3. The "Mediation" Divergence

Moses served as a mediator who brought the people to God.

  • The Moses Model: Moses was a man. He never claimed to be God, nor did he allow anyone to bow to him. He was the "humblest man on earth."

  • The Jesus Model: The "Trinity" or "God in the Flesh" doctrine creates a Compatibility Error. For a Torah-observant Jew, a prophet who claims to be the Creator (or is claimed to be such by his followers) is committing Abject Idolatry (Avodah Zarah).

  • The Verdict: Moses warned Israel that they "saw no form" at Sinai. To represent the "Prophet like Moses" as a physical "form" of God is a total breach of the Sinai Firewall.
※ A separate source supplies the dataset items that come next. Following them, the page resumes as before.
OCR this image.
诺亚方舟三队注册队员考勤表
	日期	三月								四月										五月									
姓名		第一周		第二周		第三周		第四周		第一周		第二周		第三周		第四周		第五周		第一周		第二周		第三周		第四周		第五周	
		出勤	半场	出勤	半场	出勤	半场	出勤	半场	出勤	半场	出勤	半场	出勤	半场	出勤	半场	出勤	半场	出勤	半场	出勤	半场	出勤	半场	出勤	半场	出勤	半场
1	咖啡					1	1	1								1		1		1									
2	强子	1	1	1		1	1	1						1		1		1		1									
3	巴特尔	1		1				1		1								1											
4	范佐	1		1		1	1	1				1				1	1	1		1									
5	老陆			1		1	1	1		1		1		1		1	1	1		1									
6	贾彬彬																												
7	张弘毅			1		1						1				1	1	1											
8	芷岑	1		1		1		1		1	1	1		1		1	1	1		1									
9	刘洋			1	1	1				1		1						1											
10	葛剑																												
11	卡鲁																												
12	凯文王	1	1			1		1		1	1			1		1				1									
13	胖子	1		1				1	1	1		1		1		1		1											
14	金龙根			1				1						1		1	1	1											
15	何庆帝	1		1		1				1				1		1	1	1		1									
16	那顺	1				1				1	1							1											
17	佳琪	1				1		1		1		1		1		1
4. Comparison: The Technical "Like Unto Me" Audit

Technical SpecMoses (The Standard)Jesus (The Candidate)Result
National StatusRecognized by the whole Nation.Rejected by the majority of the Nation.Fail
Marital StatusMarried with children.Celibate.Fail
Legislative RoleEstablished the 613 Mitzvot.Viewed as "Fulfilling/Ending" them.Fail
DeathHonored at 120; Natural.Executed as a criminal; Young.Fail
Nature100% Man (Prophet).God-Man (Incarnation).Fail

The "Justice" Verdict

From the perspective of Sinai Law, Jesus fails the test because the "Jesus" of Christian theology is a Greek/Hellenistic Version of a Prophet, not a Hebrew one.

  • The Deception: Heider and others use the "Matthew 16" and "John 5" verses to claim a match, but they are matching Prophetic Poetry instead of Legal Requirements.

  • The Result: To accept Jesus as the "Prophet like Moses," you have to radically redefine what "Moses" means. You have to turn a National Law-Giver into a Spiritual Savior.

2026 Reality Check:

In your covenant database, you see that Physical Results matter. Moses moved a million people from slavery to a sovereign land. If a "Messiah" comes and the people remain in exile and the Temple remains in ruins for 2,000 years, the System Audit returns a 404 Error: Prophet Not Found.